[OZAPRS] rf earth

Paul Mullins pmullins at adam.com.au
Tue Apr 27 11:05:29 EST 2010


That should work ONLY if the steel sections are in cased in ground, its all
about surface contact area, skin effect is the word.
This is the reason why I buried bare copper wire in the ground between
stakes.
Also burring wire in a garden is great moist ground is going to work heaps
better than dry , I know bashing the bible again.




To test the earthing system what we did in 'ETSA' the local power supplier.

You need about 10 meters of hookup wire, a low ohms meter ie has to read 2
ohms or better, with the hookup wire connected as a loop to the meter zero
the meter.
Connect one end of the hookup wire to your earthing system, "make sure there
is NOT MAINS VOLTAGE PRESENT" believe it or not some stobbie poles are alive
remember safety first people. I DON'T WANT TO HEAR OF PEOPLE GETTING HURT, I
mean this.

So one end is connected to the 'earth system' to be tested, now run the long
wire out in a direction that there is NO EARTHING SYSTEM, drive a long steel
stake into the ground, we used a stainless steel stake or screw driver,
needs to go about 1 foot (30 cm) then measure the earth resistance, good
earthing should be below 1 ohm, if you feel up to it and you check your
mains earth system , extreme caution, as a sparky I have found broken earth
bonds and all sorts of potential life shorting bad connections.
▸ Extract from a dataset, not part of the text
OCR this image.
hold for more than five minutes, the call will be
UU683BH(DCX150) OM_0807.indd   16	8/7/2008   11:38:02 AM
My house when I bought it was getting boots from the hot water system in the
shower, now my hot water is gas right. Should not get any thing, I measured
with an ANALOGUE meter digital ones don't work for this part that I had 12
volts AC. This is enough to make a lot of hertz, a sparky joke.
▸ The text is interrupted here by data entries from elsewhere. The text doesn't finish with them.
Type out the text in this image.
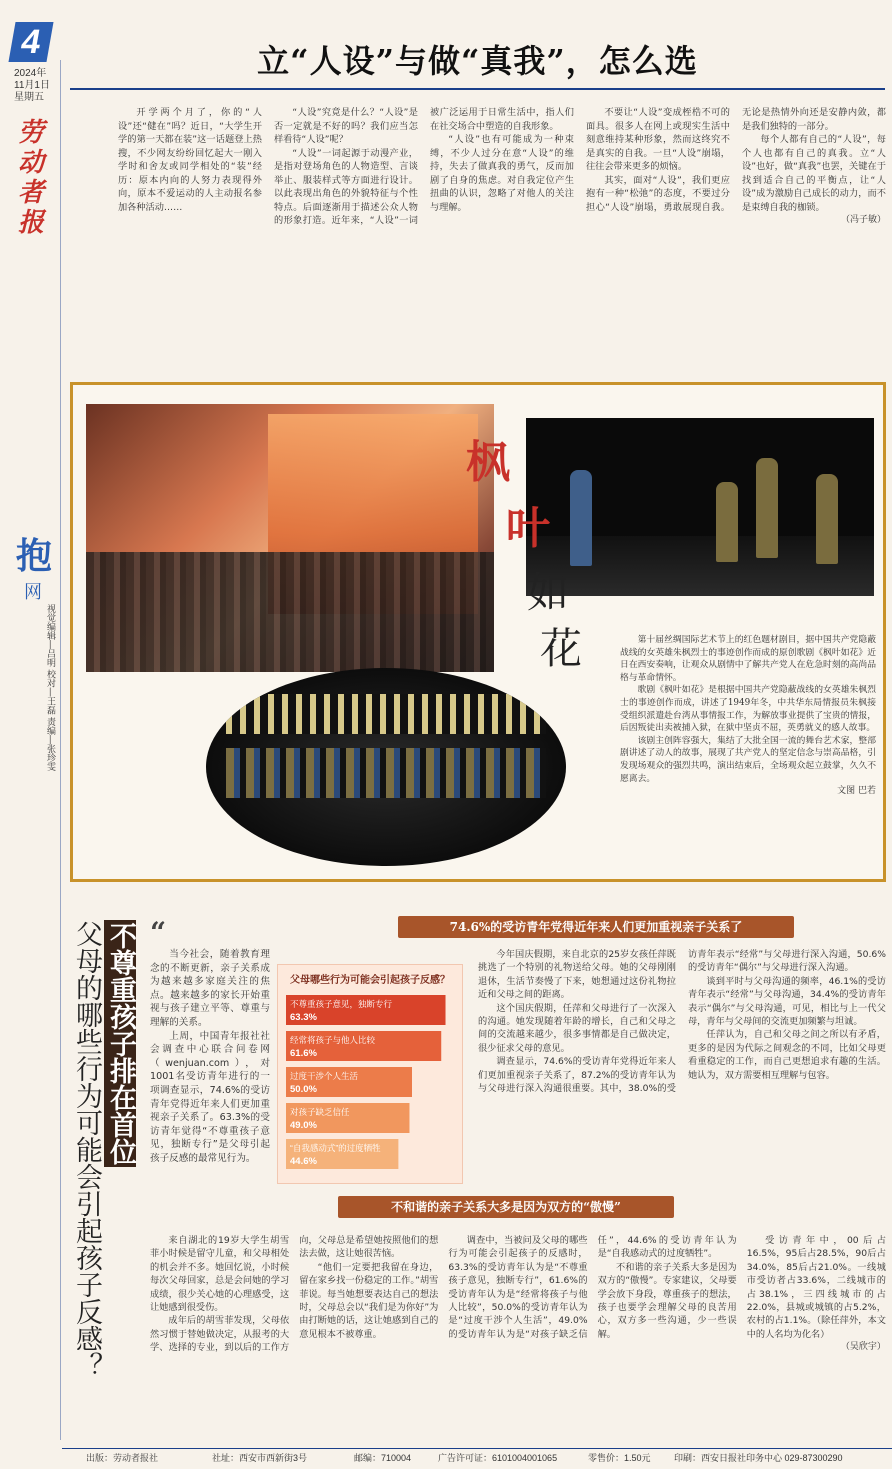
4
2024年
11月1日
星期五
劳动者报
抱
网
视觉编辑—吕明 校对—王磊 责编—张珍雯
立“人设”与做“真我”，怎么选

开学两个月了，你的“人设”还“健在”吗？近日，“大学生开学的第一天都在装”这一话题登上热搜，不少网友纷纷回忆起大一刚入学时和舍友或同学相处的“装”经历：原本内向的人努力表现得外向，原本不爱运动的人主动报名参加各种活动……

“人设”究竟是什么？“人设”是否一定就是不好的吗？我们应当怎样看待“人设”呢？

“人设”一词起源于动漫产业，是指对登场角色的人物造型、言谈举止、服装样式等方面进行设计。以此表现出角色的外貌特征与个性特点。后面逐渐用于描述公众人物的形象打造。近年来，“人设”一词被广泛运用于日常生活中，指人们在社交场合中塑造的自我形象。

“人设”也有可能成为一种束缚，不少人过分在意“人设”的维持，失去了做真我的勇气，反而加剧了自身的焦虑。对自我定位产生扭曲的认识，忽略了对他人的关注与理解。

不要让“人设”变成桎梏不可的面具。很多人在网上或现实生活中刻意维持某种形象，然而这终究不是真实的自我。一旦“人设”崩塌，往往会带来更多的烦恼。

其实，面对“人设”，我们更应抱有一种“松弛”的态度，不要过分担心“人设”崩塌，勇敢展现自我。无论是热情外向还是安静内敛，都是我们独特的一部分。

每个人都有自己的“人设”，每个人也都有自己的真我。立“人设”也好，做“真我”也罢，关键在于找到适合自己的平衡点，让“人设”成为激励自己成长的动力，而不是束缚自我的枷锁。

（冯子敏）

枫
叶
如
花	第十届丝绸国际艺术节上的红色题材剧目，据中国共产党隐蔽战线的女英雄朱枫烈士的事迹创作而成的原创歌剧《枫叶如花》近日在西安奏响，让观众从剧情中了解共产党人在危急时刻的高尚品格与革命情怀。

歌剧《枫叶如花》是根据中国共产党隐蔽战线的女英雄朱枫烈士的事迹创作而成，讲述了1949年冬，中共华东局情报员朱枫接受组织派遣赴台湾从事情报工作，为解放事业提供了宝贵的情报，后因叛徒出卖被捕入狱，在狱中坚贞不屈，英勇就义的感人故事。

该剧主创阵容强大，集结了大批全国一流的舞台艺术家，整部剧讲述了动人的故事，展现了共产党人的坚定信念与崇高品格，引发现场观众的强烈共鸣，演出结束后，全场观众起立鼓掌，久久不愿离去。

文图 巴若

不尊重孩子排在首位
父母的哪些行为可能会引起孩子反感？ “	74.6%的受访青年党得近年来人们更加重视亲子关系了

当今社会，随着教育理念的不断更新，亲子关系成为越来越多家庭关注的焦点。越来越多的家长开始重视与孩子建立平等、尊重与理解的关系。

上周，中国青年报社社会调查中心联合问卷网（wenjuan.com），对1001名受访青年进行的一项调查显示，74.6%的受访青年党得近年来人们更加重视亲子关系了。63.3%的受访青年觉得“不尊重孩子意见，独断专行”是父母引起孩子反感的最常见行为。

父母哪些行为可能会引起孩子反感？
不尊重孩子意见，独断专行
63.3%
经常将孩子与他人比较
61.6%
过度干涉个人生活
50.0%
对孩子缺乏信任
49.0%
“自我感动式”的过度牺牲
44.6%

今年国庆假期，来自北京的25岁女孩任萍既挑选了一个特别的礼物送给父母。她的父母刚刚退休，生活节奏慢了下来，她想通过这份礼物拉近和父母之间的距离。

这个国庆假期，任萍和父母进行了一次深入的沟通。她发现随着年龄的增长，自己和父母之间的交流越来越少，很多事情都是自己做决定，很少征求父母的意见。

调查显示，74.6%的受访青年党得近年来人们更加重视亲子关系了，87.2%的受访青年认为与父母进行深入沟通很重要。其中，38.0%的受访青年表示“经常”与父母进行深入沟通，50.6%的受访青年“偶尔”与父母进行深入沟通。

谈到平时与父母沟通的频率，46.1%的受访青年表示“经常”与父母沟通，34.4%的受访青年表示“偶尔”与父母沟通，可见，相比与上一代父母，青年与父母间的交流更加频繁与坦诚。

任萍认为，自己和父母之间之所以有矛盾，更多的是因为代际之间观念的不同，比如父母更看重稳定的工作，而自己更想追求有趣的生活。她认为，双方需要相互理解与包容。

不和谐的亲子关系大多是因为双方的“傲慢”

来自湖北的19岁大学生胡雪菲小时候是留守儿童，和父母相处的机会并不多。她回忆说，小时候每次父母回家，总是会问她的学习成绩，很少关心她的心理感受，这让她感到很受伤。

成年后的胡雪菲发现，父母依然习惯于替她做决定，从报考的大学、选择的专业，到以后的工作方向，父母总是希望她按照他们的想法去做，这让她很苦恼。

“他们一定要把我留在身边，留在家乡找一份稳定的工作。”胡雪菲说。每当她想要表达自己的想法时，父母总会以“我们是为你好”为由打断她的话，这让她感到自己的意见根本不被尊重。

调查中，当被问及父母的哪些行为可能会引起孩子的反感时，63.3%的受访青年认为是“不尊重孩子意见，独断专行”，61.6%的受访青年认为是“经常将孩子与他人比较”，50.0%的受访青年认为是“过度干涉个人生活”，49.0%的受访青年认为是“对孩子缺乏信任”，44.6%的受访青年认为是“自我感动式的过度牺牲”。

不和谐的亲子关系大多是因为双方的“傲慢”。专家建议，父母要学会放下身段，尊重孩子的想法，孩子也要学会理解父母的良苦用心，双方多一些沟通，少一些误解。

受访青年中，00后占16.5%，95后占28.5%，90后占34.0%，85后占21.0%。一线城市受访者占33.6%，二线城市的占38.1%，三四线城市的占22.0%，县城或城镇的占5.2%，农村的占1.1%。（除任萍外，本文中的人名均为化名）

（吴欣宇）

出版：劳动者报社	社址：西安市西新街3号	邮编：710004	广告许可证：6101004001065	零售价：1.50元	印刷：西安日报社印务中心 029-87300290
I found my house main earth to be substandard, fixed it with a new copper
stake just below the meter box, the original one was connected to the mains
water, I re did the complete earthing system, new stake, bonds from the
earth bar to the cold water and the hot water, a long time ago the gas
supply pipe to people was steel and this use to get bonded, mines steel and
it now got a wire, people with plastic incoming gas mains could bond the
steel part IE the consumers side as that is normally steel / copper.

NOW ANOTHER WORD OF WARNING.

Only licensed people should play around with 240 volts mains, this is what
the law states, if you are competed I think that's the right word, you could
make a great earthing system, ALSO you need to keep the two system apart
easy said. Also beware of potential voltage differences on the two earthing
systems, As I said my RF earth is better than my mains earth, so be aware .

Old motto from school days.


TEST BEFORE TOUCH.

If you keep a level head and plan out you will live.  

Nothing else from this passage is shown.